During this most recent outbreak, several healthcare workers were treated with an experimental drug, ZMapp (Mapp Biopharmaceutical, San Diego, CA, USA). This drug is a combination of three monoclonal antibodies with known neutralizing activity against EVD that has been produced in genetically modified tobacco plants. This approach yielded 100% protection in a primate model within five days of infection challenge.53 Two American patients who were administered this drug survived, but both a Liberian physician and a Spanish clergyman who were given the drug during the same outbreak succumbed to the disease. At present, ZMapp is considered experimental therapy, and the current supply of the drug will limit its large-scale use for the immediate future.

Recently, the WHO has supported the use of convalescent blood, serum, or hyperimmune globulin from survivors of Ebola virus infection as an experimental therapy. Although there is no proven utility with respect to EVD, historical data with other severe viral infections and limited human studies with EVD suggest possible efficacy.54,55

Post-exposure prophylaxis with a recombinant vaccine, based on the vesicular stomatitis virus, has shown remarkable usefulness in non-human primates,56,57 but human trials have only just begun and have not reported results. Previously, the utility of developing an Ebola vaccine had been disputed due to the disease’s rarity and potential cost of development. Nevertheless, the increased frequency of outbreaks, case reports of “imported” viral hemorrhagic fevers in travellers, and the potential misuse of the virus as a bioterror agent have altered this viewpoint.

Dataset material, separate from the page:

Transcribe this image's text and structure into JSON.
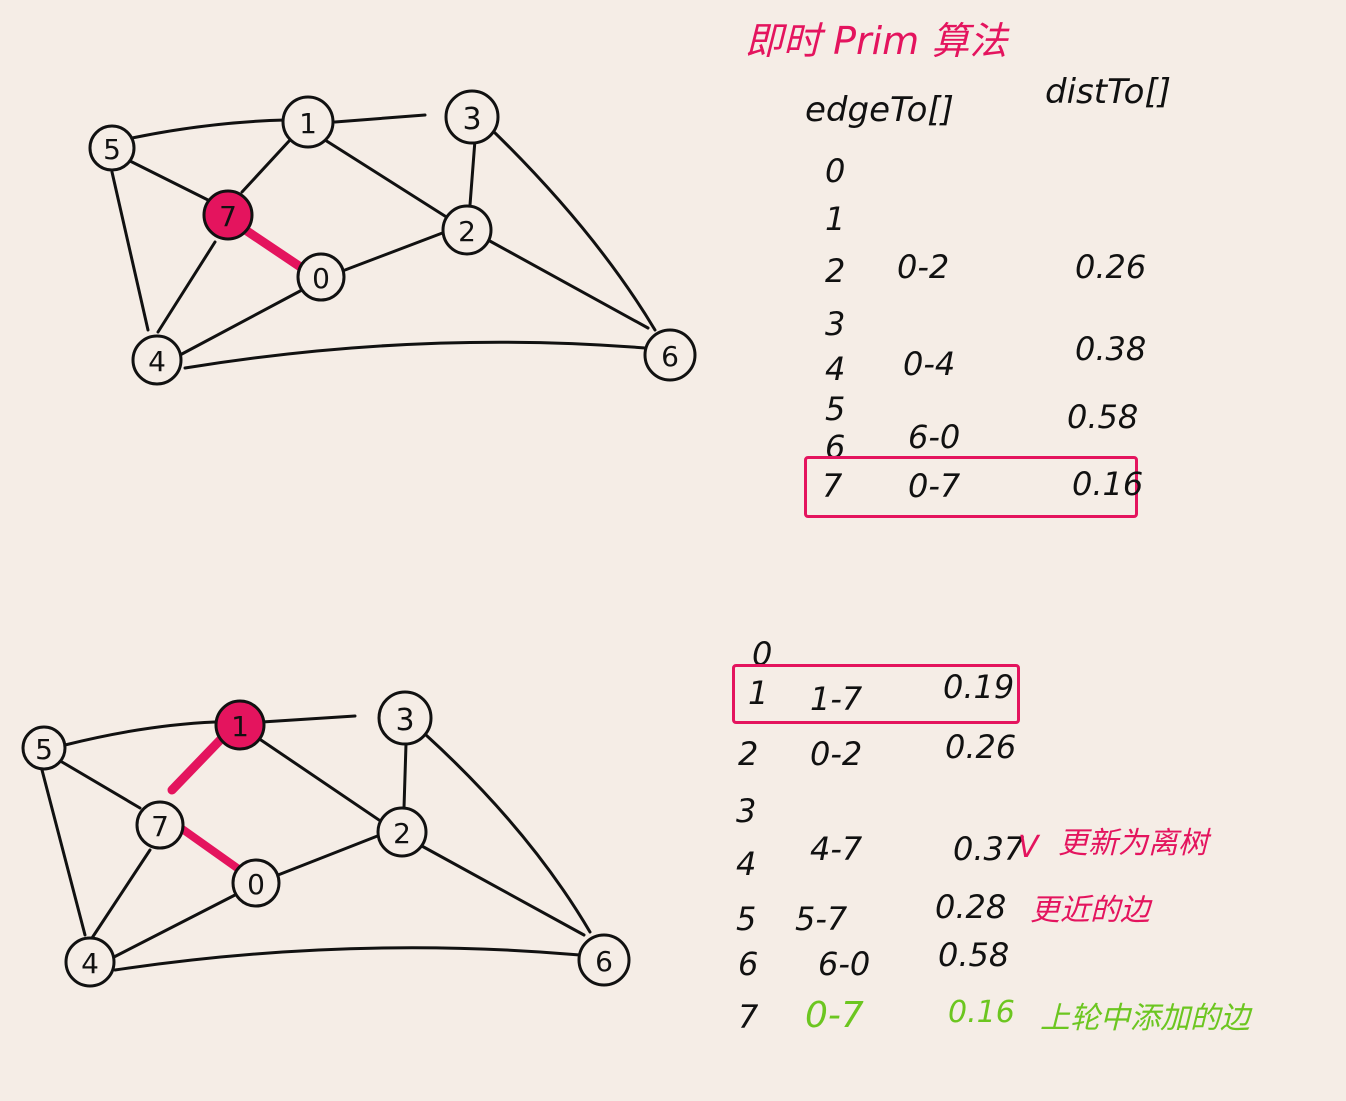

At present, several other candidate vaccines have been developed but have not been tested in humans due to safety and ethical concerns.58-60 Their development has been accelerated in view of the severity of the current epidemic.

Summary

Ebola virus disease is a highly transmissible highly fatal viral hemorrhagic fever. Anesthesiologists, with their training in the management of the critically ill, may be called upon to assist in the management of these patients, either for intubation, or to assist with resuscitation. As there is no approved therapy for EVD, the meticulous use of PPE is required for all patient contact.

The chance of an EVD patient presenting to any given hospital is unquantifiable; therefore, it is essential that clinicians have an understanding of this disease. Hospitals should have protocols in place to deal with patients with this disease or other highly transmissible and fatal infectious diseases.